Yes, I'm pretty sure the search is picking up version 4.1. If you search for Chalcostigma, it only shows the five species, as version 4.1. The new revision (let's call it 5.0) has ten species in Chalcostigma. The five species from the Chalcostigma sensu 4.1, the four species that were subspecies of Oxypogon guerinii in H&M4.1, and the former Oreonympha nobilis .

Now the thing that is bugging me is the search heading the listing with "Hidden subfamily of monotypic family. - Tribe LESBIINI". What does this mean? The family is not monotypic, as there are six subfamilies including Lesbiinae which has two tribes.
 
The are quite a few differences between the H&M5 sequences and IOC, but the IOC sequence is compatible with the subfamilies and tribes used by H&M4/5.

There are a few differences in the genera, apart from the IOC recognising Oreonympha and Oxypogon rather than lumping them in Calcostigma. The IOC uses Pampa instead of Platystylopterus (I think this is because the IOC's Pampa pampa is a subspecies of Platystylopterus curviipennis in H&M5) and Uranomitra for Coeruleomitra (see H&M footnote 367). The IOC includes the Dicranurania of H&M5 in Eupherusa, and the Aphantochroa of H&M5 Eupetomena, while H&M5 lumps Eulampis into Anthracothorax.

367. Bruce & Stiles (2021) [Bruce, 2021 #18890] suggested that monotypy for this taxon was designated in 2017, but the designation then related to Uranomitra and they proposed this replacement name.
 
The IOC uses Pampa instead of Platystylopterus (I think this is because the IOC's Pampa pampa is a subspecies of Platystylopterus curviipennis in H&M5)
Pampa Reichenbach 1854 (OD; type, by monotypy, Pampa campyloptera Reichenbach 1854 -- a new name for Trochilus pampa Lesson 1832, presumably introduced by Reichenbach to avoid a tautonymous "Pampa pampa", which would have been frowned upon back then) and Platystylopterus Reichenbach 1854 (OD; type, by subsequent designation of Gray 1855, Campylopterus rufus Lesson 1840) were published in the same work (Reichanbach's Aufzählung der Colibris) and at the same rank.
Pampa Reichenbach 1854 is a homonym of Pampa Walker 1854 (OD; Lepidoptera), which was published on 11 Feb 1854 fide Sherborn 1934. The exact date of publication of Reichenbach's Aufzählung is no fully clear, but nothing serious suggests a publication before 11 Feb 1854; thus Pampa Reichenbach 1854 is a junior homonym: as such, it is permanently invalid, and another name must be used.
H&M are correct here.


367. Bruce & Stiles (2021) [Bruce, 2021 #18890] suggested that monotypy for this taxon was designated in 2017, but the designation then related to Uranomitra and they proposed this replacement name.
Can anyone translate this sentence for me ?
(I have no idea what "designating monotypy" could possibly mean.
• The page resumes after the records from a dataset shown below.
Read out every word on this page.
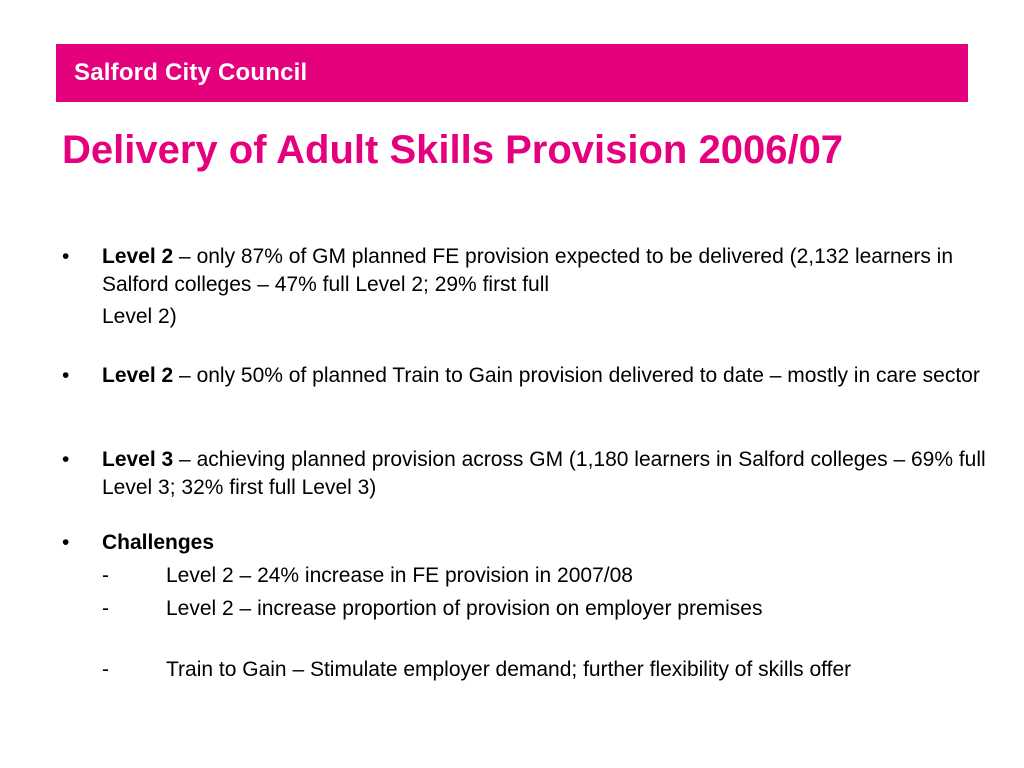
Salford City Council
Delivery of Adult Skills Provision 2006/07
• Level 2 – only 87% of GM planned FE provision expected to be delivered (2,132 learners in Salford colleges – 47% full Level 2; 29% first full
Level 2)
• Level 2 – only 50% of planned Train to Gain provision delivered to date – mostly in care sector
• Level 3 – achieving planned provision across GM (1,180 learners in Salford colleges – 69% full Level 3; 32% first full Level 3)
• Challenges
-	Level 2 – 24% increase in FE provision in 2007/08
-	Level 2 – increase proportion of provision on employer premises
-	Train to Gain – Stimulate employer demand; further flexibility of skills offer
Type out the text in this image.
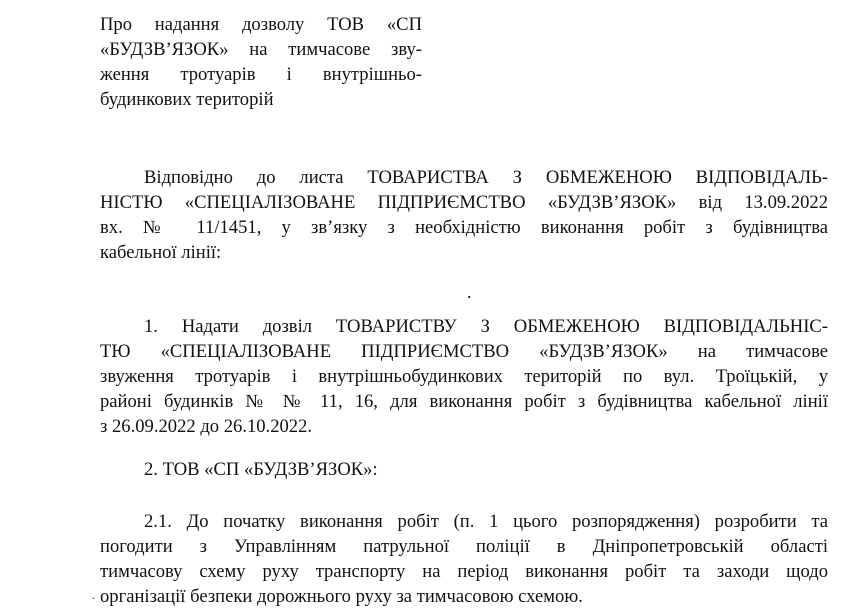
Про надання дозволу ТОВ «СП
«БУДЗВ’ЯЗОК» на тимчасове зву-
ження тротуарів і внутрішньо-
будинкових територій
Відповідно до листа ТОВАРИСТВА З ОБМЕЖЕНОЮ ВІДПОВІДАЛЬ-
НІСТЮ «СПЕЦІАЛІЗОВАНЕ ПІДПРИЄМСТВО «БУДЗВ’ЯЗОК» від 13.09.2022
вх. № 11/1451, у зв’язку з необхідністю виконання робіт з будівництва
кабельної лінії:
.
1. Надати дозвіл ТОВАРИСТВУ З ОБМЕЖЕНОЮ ВІДПОВІДАЛЬНІС-
ТЮ «СПЕЦІАЛІЗОВАНЕ ПІДПРИЄМСТВО «БУДЗВ’ЯЗОК» на тимчасове
звуження тротуарів і внутрішньобудинкових територій по вул. Троїцькій, у
районі будинків № № 11, 16, для виконання робіт з будівництва кабельної лінії
з 26.09.2022 до 26.10.2022.
2. ТОВ «СП «БУДЗВ’ЯЗОК»:
2.1. До початку виконання робіт (п. 1 цього розпорядження) розробити та
погодити з Управлінням патрульної поліції в Дніпропетровській області
тимчасову схему руху транспорту на період виконання робіт та заходи щодо
організації безпеки дорожнього руху за тимчасовою схемою.
.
Coeruleomitra was presented as a replacement name, but not intended to replace nomenclaturally an already available name, hence must be understood as having been a new genus. There is no question that Uranomitra is the correct name here.)
 
Williamson, J.L., E.F. Gyllenhaal, S.M. Bauernfeind, E. Bautista, M.J. Baumann, C.R. Gadek, P.P. Marra, N. Ricote, T. Valqui, F. Bozinovic, N.D. Singh, and C.C. Witt (2024)
Extreme elevational migration spurred cryptic speciation in giant hummingbirds
PNAS 121: e2313599121
doi: 10.1073/pnas.2313599121

The ecoevolutionary drivers of species niche expansion or contraction are critical for biodiversity but challenging to infer. Niche expansion may be promoted by local adaptation or constrained by physiological performance trade-offs. For birds, evolutionary shifts in migratory behavior permit the broadening of the climatic niche by expansion into varied, seasonal environments. Broader niches can be short-lived if diversifying selection and geography promote speciation and niche subdivision across climatic gradients. To illuminate niche breadth dynamics, we can ask how “outlier” species defy constraints. Of the 363 hummingbird species, the giant hummingbird (Patagona gigas) has the broadest climatic niche by a large margin. To test the roles of migratory behavior, performance trade-offs, and genetic structure in maintaining its exceptional niche breadth, we studied its movements, respiratory traits, and population genomics. Satellite and light-level geolocator tracks revealed an >8,300-km loop migration over the Central Andean Plateau. This migration included a 3-wk, ~4,100-m ascent punctuated by upward bursts and pauses, resembling the acclimatization routines of human mountain climbers, and accompanied by surging blood-hemoglobin concentrations. Extreme migration was accompanied by deep genomic divergence from high-elevation resident populations, with decisive postzygotic barriers to gene flow. The two forms occur side-by-side but differ almost imperceptibly in size, plumage, and respiratory traits. The high-elevation resident taxon is the world’s largest hummingbird, a previously undiscovered species that we describe and name here. The giant hummingbirds demonstrate evolutionary limits on niche breadth: when the ancestral niche expanded due to evolution (or loss) of an extreme migratory behavior, speciation followed.
 
So how do we understand the abstract? A split within peruviana, or something else? Or a split that the two existing subspecies are species?
Niels
 
So how do we understand the abstract? A split within peruviana, or something else? Or a split that the two existing subspecies are species?
Niels
South America’s Giant Hummingbird is Actually Two Species | Sci.News has a bit more detail that isn't in the abstract - it's Patagona chaski nov. sp. No info about ranges, but they're proposing chaski as "Northern Giant Hummingbird", so presumably a spit off of peruviana and mostly in the northern parts of that range?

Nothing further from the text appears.